Vidéo: La méthode Tillie passée au crible
"On ne partira pas favori, mais on a la prétention de penser qu'on peut gagner"
Cela se voit notamment dans certaines victoires de 2015, comme battre le Brésil à Rio en Ligue mondiale, battre l'Italie en Italie et la Bulgarie en Bulgarie (après avoir été mené 2-0) lors de l'Euro. "Le caractère de ce groupe, c'est de ne jamais rien lâcher. On n'est pas l'équipe la plus forte, mais on ne lâche jamais rien. Et on n'a peur d'aucune équipe. Battre des équipes comme celles-là chez elles, dans des salles de connaisseurs, et le faire trois fois, ce n'est pas un coup de chance." La Team Yavbou pourrait-elle être rassasiée avec ces deux premiers titres de l'Histoire ? "Chaque étape est une source de motivation en plus", balaie Earvin Ngapeth. "La Ligue mondiale nous a encore plus motivé pour l'Euro. Tout le groupe a une seule envie: aller aux Jeux. Plus on avance, plus l'échéance qui arrive est importante. Se qualifier pour le Final Four de la Ligue mondiale était plus important. Puis, ça a été de gagner la finale. Pareil à l'Euro. Et on se dit la même chose pour ce TQO de Berlin. Et quand on va se qualifier pour les JO, ce sera la même chose." Aucune hésitation, la confiance est là, et malgré la fatigue d'un début de saison en club harassant pour tous, la volonté reste. Participer aux JO, comme son père Eric l'a fait en 1988 avec Laurent Tillie comme coéquipier lors de la première participation de l'équipe de France aux JO, c'est son ambition. "Mais on n'ira pas là-bas pour faire 8e", rigole-t-il en référence au classement de la France à Seoul. "Si on y va, c'est pour gagner".

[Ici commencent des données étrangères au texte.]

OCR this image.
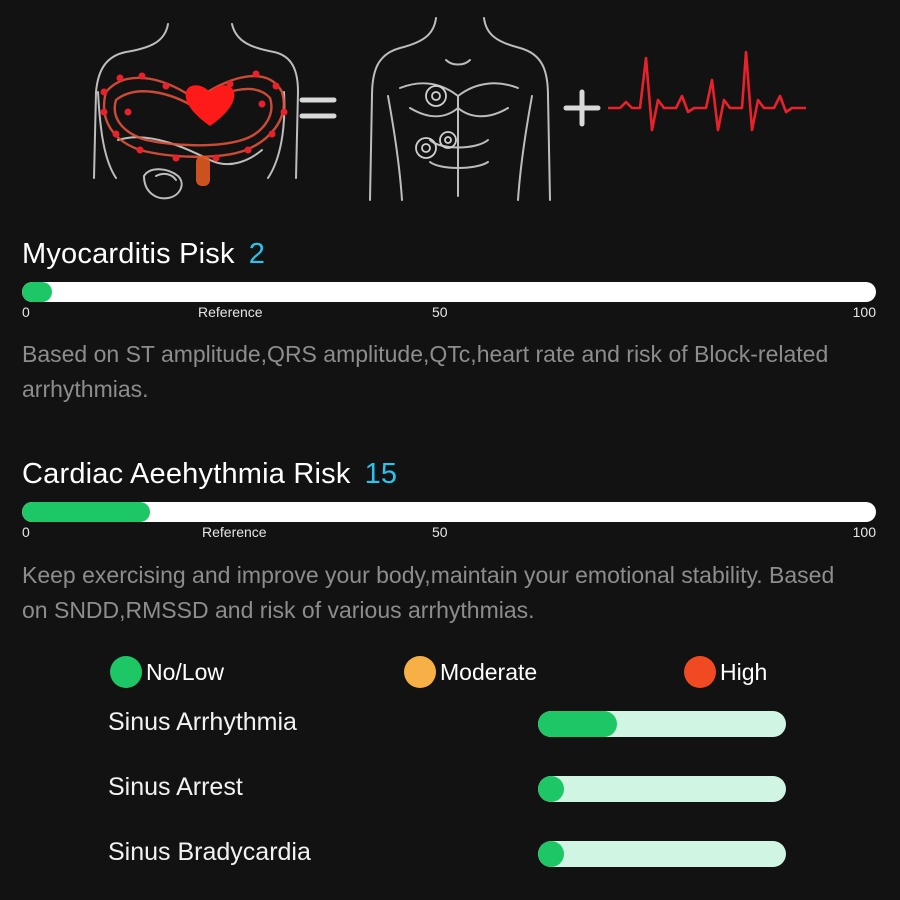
Myocarditis Pisk 2
0	Reference	50	100

Based on ST amplitude,QRS amplitude,QTc,heart rate and risk of Block-related arrhythmias.

Cardiac Aeehythmia Risk 15
0	Reference	50	100

Keep exercising and improve your body,maintain your emotional stability. Based on SNDD,RMSSD and risk of various arrhythmias.

No/Low	Moderate	High

Sinus Arrhythmia

Sinus Arrest

Sinus Bradycardia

Cela passe par une victoire finale à Berlin. Les choses sérieuses débutent d'entrée, avec la Russie, championne olympique en titre, comme premier obstacle: "Toutes les équipes vont avoir les crocs", avertit-il. "Toutes vont être difficiles à jouer. Les Russes ont rappelé les gros joueurs. Il ne faut pas se mettre la pression, et jouer notre jeu. Le premier match sera très important, évidemment. Un bon ou un mauvais tirage de débuter contre eux ? Il sera bon si on les bat (rires)." Avec ses deux titres en 2015, l'équipe de France pourrait avoir l'image du favori. "Les équipes adverses nous attendent, c'est sûr", souligne Earvin Ngapeth. "Mais on n'a pas la prétention de dire que l'équipe sera favorite. D'autres nations sont au sommet depuis longtemps. Nous, on est là que depuis un an. On ne va pas s'enflammer. On est en train de devenir une grosse équipe. On ne partira pas favori, mais on a la prétention de penser qu'on peut gagner".